Prenons un établissement qui réalise :

  • 40 couverts le mardi ;
  • 45 le mercredi ;
  • 80 le jeudi ;
  • 120 le vendredi ;
  • 120 le samedi.

Vendredi et samedi, le restaurant refuse déjà des réservations.
Investir davantage en publicité pour ces deux soirées présente donc peu d’intérêt.

Cela peut même créer davantage de pression :

  • appels supplémentaires ;
  • demandes impossibles à satisfaire ;
  • surcharge ;
  • temps d’attente ;
  • risque de mauvais avis.

La stratégie pourrait plutôt chercher à développer mardi et mercredi.

Par exemple grâce à :

  • Google Ads localisées ;
  • référencement sur des requêtes spécifiques ;
  • contenus Google Business Profile ;
  • offre ou menu particulier ;
  • campagne social media géolocalisée ;
  • communication auprès des clients existants.
Le marketing devient alors un véritable outil de pilotage.

On ne cherche plus seulement :

« plus de clients ».
On cherche :

« davantage de clients lorsque le restaurant dispose de capacité disponible ».
Cette logique permet de mieux utiliser les équipes déjà présentes sans nécessairement augmenter proportionnellement les heures supplémentaires HCR.

La convention collective HCR structure une partie essentielle de la relation entre le restaurateur et ses salariés.

Elle intervient notamment sur :
  • classifications ;
  • minima de rémunération ;
  • temps de travail ;
  • heures supplémentaires HCR ;
  • repos ;
  • coupure restauration ;
  • jours fériés ;
  • repas ;
  • différentes règles propres à l’organisation du secteur.

Mais connaître les règles ne suffit pas.
Il faut les intégrer dans la gestion quotidienne.
Un restaurant qui suit précisément ses heures comprend mieux sa masse salariale.
Un restaurant qui analyse ses coupures comprend mieux ses difficultés de recrutement.
Un restaurant qui compare chiffre d’affaires et heures travaillées comprend mieux la rentabilité réelle de chacun de ses services.
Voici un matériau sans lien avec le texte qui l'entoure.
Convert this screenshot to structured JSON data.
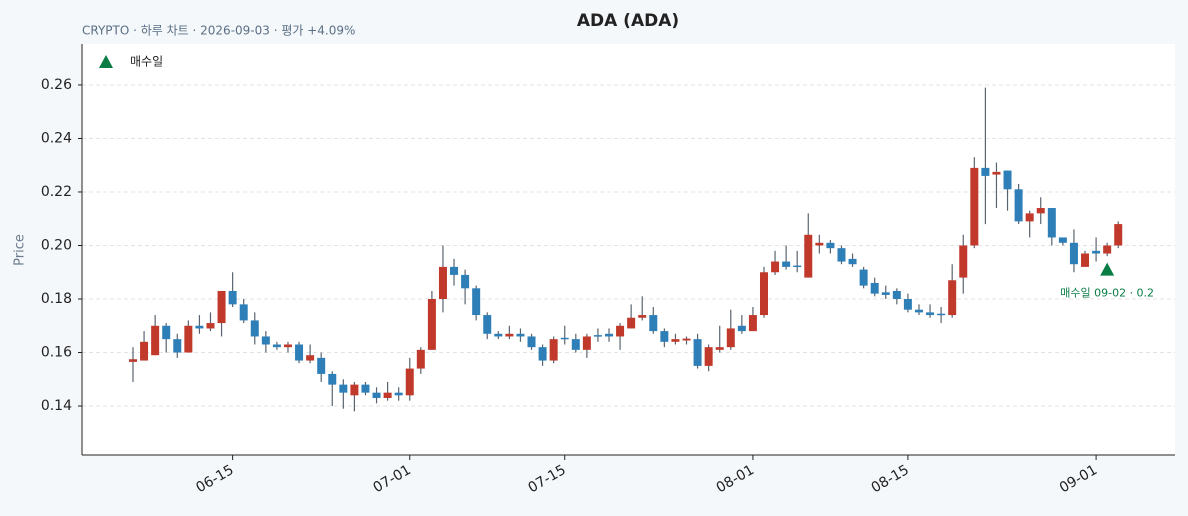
{
  "chart_data": {
    "type": "candlestick",
    "title": "ADA (ADA)",
    "subtitle": "CRYPTO · 하루 차트 · 2026-09-03 · 평가 +4.09%",
    "y_label": "Price",
    "x": [
      "06-06",
      "06-07",
      "06-08",
      "06-09",
      "06-10",
      "06-11",
      "06-12",
      "06-13",
      "06-14",
      "06-15",
      "06-16",
      "06-17",
      "06-18",
      "06-19",
      "06-20",
      "06-21",
      "06-22",
      "06-23",
      "06-24",
      "06-25",
      "06-26",
      "06-27",
      "06-28",
      "06-29",
      "06-30",
      "07-01",
      "07-02",
      "07-03",
      "07-04",
      "07-05",
      "07-06",
      "07-07",
      "07-08",
      "07-09",
      "07-10",
      "07-11",
      "07-12",
      "07-13",
      "07-14",
      "07-15",
      "07-16",
      "07-17",
      "07-18",
      "07-19",
      "07-20",
      "07-21",
      "07-22",
      "07-23",
      "07-24",
      "07-25",
      "07-26",
      "07-27",
      "07-28",
      "07-29",
      "07-30",
      "07-31",
      "08-01",
      "08-02",
      "08-03",
      "08-04",
      "08-05",
      "08-06",
      "08-07",
      "08-08",
      "08-09",
      "08-10",
      "08-11",
      "08-12",
      "08-13",
      "08-14",
      "08-15",
      "08-16",
      "08-17",
      "08-18",
      "08-19",
      "08-20",
      "08-21",
      "08-22",
      "08-23",
      "08-24",
      "08-25",
      "08-26",
      "08-27",
      "08-28",
      "08-29",
      "08-30",
      "08-31",
      "09-01",
      "09-02",
      "09-03"
    ],
    "open": [
      0.1565,
      0.157,
      0.159,
      0.17,
      0.165,
      0.16,
      0.17,
      0.169,
      0.171,
      0.183,
      0.178,
      0.172,
      0.166,
      0.163,
      0.162,
      0.163,
      0.157,
      0.158,
      0.152,
      0.148,
      0.144,
      0.148,
      0.145,
      0.143,
      0.145,
      0.144,
      0.154,
      0.161,
      0.18,
      0.192,
      0.189,
      0.184,
      0.174,
      0.167,
      0.166,
      0.167,
      0.166,
      0.162,
      0.157,
      0.1655,
      0.165,
      0.161,
      0.1665,
      0.167,
      0.166,
      0.169,
      0.173,
      0.174,
      0.168,
      0.164,
      0.1645,
      0.165,
      0.155,
      0.161,
      0.162,
      0.17,
      0.168,
      0.174,
      0.19,
      0.194,
      0.1925,
      0.188,
      0.2,
      0.201,
      0.199,
      0.195,
      0.191,
      0.186,
      0.1825,
      0.183,
      0.18,
      0.176,
      0.175,
      0.1745,
      0.174,
      0.188,
      0.2,
      0.229,
      0.2265,
      0.228,
      0.221,
      0.209,
      0.212,
      0.214,
      0.203,
      0.201,
      0.192,
      0.198,
      0.197,
      0.2
    ],
    "high": [
      0.162,
      0.168,
      0.174,
      0.171,
      0.167,
      0.172,
      0.174,
      0.175,
      0.183,
      0.19,
      0.18,
      0.175,
      0.168,
      0.164,
      0.164,
      0.164,
      0.163,
      0.16,
      0.153,
      0.15,
      0.149,
      0.149,
      0.147,
      0.149,
      0.147,
      0.158,
      0.162,
      0.183,
      0.2,
      0.195,
      0.191,
      0.185,
      0.175,
      0.168,
      0.17,
      0.169,
      0.167,
      0.163,
      0.166,
      0.17,
      0.167,
      0.167,
      0.169,
      0.169,
      0.171,
      0.178,
      0.181,
      0.177,
      0.169,
      0.167,
      0.166,
      0.167,
      0.163,
      0.17,
      0.176,
      0.174,
      0.177,
      0.192,
      0.198,
      0.2,
      0.198,
      0.212,
      0.204,
      0.202,
      0.2,
      0.197,
      0.192,
      0.188,
      0.185,
      0.184,
      0.182,
      0.178,
      0.178,
      0.177,
      0.193,
      0.204,
      0.233,
      0.259,
      0.231,
      0.228,
      0.223,
      0.213,
      0.218,
      0.214,
      0.203,
      0.206,
      0.198,
      0.203,
      0.201,
      0.209
    ],
    "low": [
      0.149,
      0.157,
      0.159,
      0.16,
      0.158,
      0.16,
      0.167,
      0.168,
      0.166,
      0.177,
      0.171,
      0.163,
      0.16,
      0.161,
      0.16,
      0.156,
      0.156,
      0.149,
      0.14,
      0.139,
      0.138,
      0.144,
      0.141,
      0.142,
      0.142,
      0.142,
      0.152,
      0.161,
      0.175,
      0.185,
      0.178,
      0.172,
      0.165,
      0.165,
      0.165,
      0.164,
      0.161,
      0.155,
      0.156,
      0.163,
      0.16,
      0.158,
      0.164,
      0.164,
      0.161,
      0.169,
      0.172,
      0.167,
      0.162,
      0.163,
      0.163,
      0.154,
      0.153,
      0.16,
      0.161,
      0.167,
      0.168,
      0.173,
      0.189,
      0.191,
      0.19,
      0.188,
      0.197,
      0.197,
      0.193,
      0.192,
      0.184,
      0.181,
      0.18,
      0.178,
      0.175,
      0.174,
      0.173,
      0.171,
      0.173,
      0.182,
      0.199,
      0.208,
      0.214,
      0.213,
      0.208,
      0.203,
      0.208,
      0.2,
      0.2,
      0.19,
      0.192,
      0.194,
      0.196,
      0.199
    ],
    "close": [
      0.1575,
      0.164,
      0.17,
      0.165,
      0.16,
      0.17,
      0.169,
      0.171,
      0.183,
      0.178,
      0.172,
      0.166,
      0.163,
      0.162,
      0.163,
      0.157,
      0.159,
      0.152,
      0.148,
      0.145,
      0.148,
      0.145,
      0.143,
      0.145,
      0.144,
      0.154,
      0.161,
      0.18,
      0.192,
      0.189,
      0.184,
      0.174,
      0.167,
      0.166,
      0.167,
      0.166,
      0.162,
      0.157,
      0.165,
      0.165,
      0.161,
      0.166,
      0.166,
      0.166,
      0.17,
      0.173,
      0.174,
      0.168,
      0.164,
      0.165,
      0.1652,
      0.155,
      0.162,
      0.162,
      0.169,
      0.168,
      0.174,
      0.19,
      0.194,
      0.192,
      0.192,
      0.204,
      0.201,
      0.199,
      0.194,
      0.193,
      0.185,
      0.182,
      0.1815,
      0.18,
      0.176,
      0.175,
      0.174,
      0.174,
      0.187,
      0.2,
      0.229,
      0.226,
      0.2275,
      0.221,
      0.209,
      0.212,
      0.214,
      0.203,
      0.201,
      0.193,
      0.197,
      0.197,
      0.2,
      0.208
    ],
    "up_color": "#c0392b",
    "down_color": "#2e7fb8",
    "wick_color": "#5a6470",
    "signal": {
      "name": "매수일",
      "x": "09-02",
      "value": 0.191,
      "color": "#0a7d45",
      "annotation": "매수일 09-02 · 0.2"
    },
    "xticks": [
      "06-15",
      "07-01",
      "07-15",
      "08-01",
      "08-15",
      "09-01"
    ],
    "ylim": [
      0.1217,
      0.2753
    ],
    "yticks": [
      0.14,
      0.16,
      0.18,
      {
        "value": 0.2,
        "label": "0.20"
      },
      0.22,
      0.24,
      0.26
    ],
    "grid": true,
    "legend": "upper left"
  }
}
Et un restaurant qui connaît ses services les plus faibles peut construire une stratégie marketing beaucoup plus intelligente.

C’est probablement la principale idée à retenir :
le juridique, les ressources humaines, les opérations et le marketing ne doivent pas être pilotés comme quatre sujets totalement indépendants.

Ils influencent tous la rentabilité finale de l’établissement.
L’employeur doit s’appuyer sur des professionnels compétents pour sécuriser l’application du droit du travail et de la convention HCR.

En parallèle, il peut utiliser ses données opérationnelles pour décider où concentrer ses efforts commerciaux.

Car le véritable objectif n’est pas seulement d’avoir un restaurant conforme.

Il faut également disposer :

  • d’une équipe stable ;
  • d’une organisation soutenable ;
  • d’un niveau de fréquentation suffisant ;
  • d’un chiffre d’affaires capable de financer durablement cette organisation.

C’est cette combinaison qui transforme la gestion quotidienne en stratégie d’entreprise.